Remix.run Logo
feanaro 3 days ago

> This is the million dollar we'll see answered in our lifetime. Software engineering exists to automate work, are we arrogant to think we are not destined to the same fate? Is this truly a job befitting of a human over an agent?

There is a fine distinction here that I believe is often glossed over, so the two things it's delineating get muddled together. One of those two things is coding—the rote, mechanical encoding of meaning into computer instructions. It can be argued the LLM is fit to take this out of hands hands almost entirely, and it's almost indisputable the LLM is better at this in at least a certain sizeable subset of coding tasks.

But the other thing is the choosing, determination, specification of the intended meaning itself. This I think is squarely the job of the human, because letting this fall through to the AI means it is no longer the human that is making the decisions. This then becomes not merely automating work but ceding control. This, ultimately, is a bad thing.

So if we accept the premise that the specification of the intended meaning is the job of the human, the question is how you do that. Today many of us do it somewhat half-assedly, by writing lots of natural language text at the LLM and hoping it sticks. It is our hope that the text, given that there is a lot of it, will drive the stochastic machine in a sufficiently correct direction. This works to a degree—meaning we've ceded some control but not the majority of it—not least because we still read (most) of the code but cannot work in the limit, if code reading ceases.

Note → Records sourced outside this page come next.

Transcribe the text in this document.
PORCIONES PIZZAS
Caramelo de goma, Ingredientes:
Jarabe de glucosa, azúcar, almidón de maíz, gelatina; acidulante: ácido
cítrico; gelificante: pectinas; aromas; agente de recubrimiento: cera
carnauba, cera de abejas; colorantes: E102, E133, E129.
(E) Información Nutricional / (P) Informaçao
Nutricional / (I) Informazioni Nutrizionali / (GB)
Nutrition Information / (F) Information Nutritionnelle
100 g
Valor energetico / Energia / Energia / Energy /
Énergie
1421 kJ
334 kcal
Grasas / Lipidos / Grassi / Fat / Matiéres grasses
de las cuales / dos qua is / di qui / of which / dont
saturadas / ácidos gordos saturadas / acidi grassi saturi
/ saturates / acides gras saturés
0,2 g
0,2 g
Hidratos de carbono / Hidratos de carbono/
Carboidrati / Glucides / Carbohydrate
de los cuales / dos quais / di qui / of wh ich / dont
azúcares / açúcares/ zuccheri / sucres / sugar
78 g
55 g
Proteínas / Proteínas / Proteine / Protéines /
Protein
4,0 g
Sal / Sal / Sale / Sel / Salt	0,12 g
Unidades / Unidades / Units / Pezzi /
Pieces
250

A more proper way to specify the intended meaning is to specify (or "model") your system formally in a system that is mechanically verifiable. Then the final artefact produced by the LLM can be validated by verifying that it aligns with the specification. However this type of high-assurance specification looks a lot like a certain type of programming. In my opinion, writing this kind of specification is the future of human software engineering.

I do not accept the approach of simply rolling the dice and hoping the machine knows better than us, though I'm sure that church is also going to have its acolytes.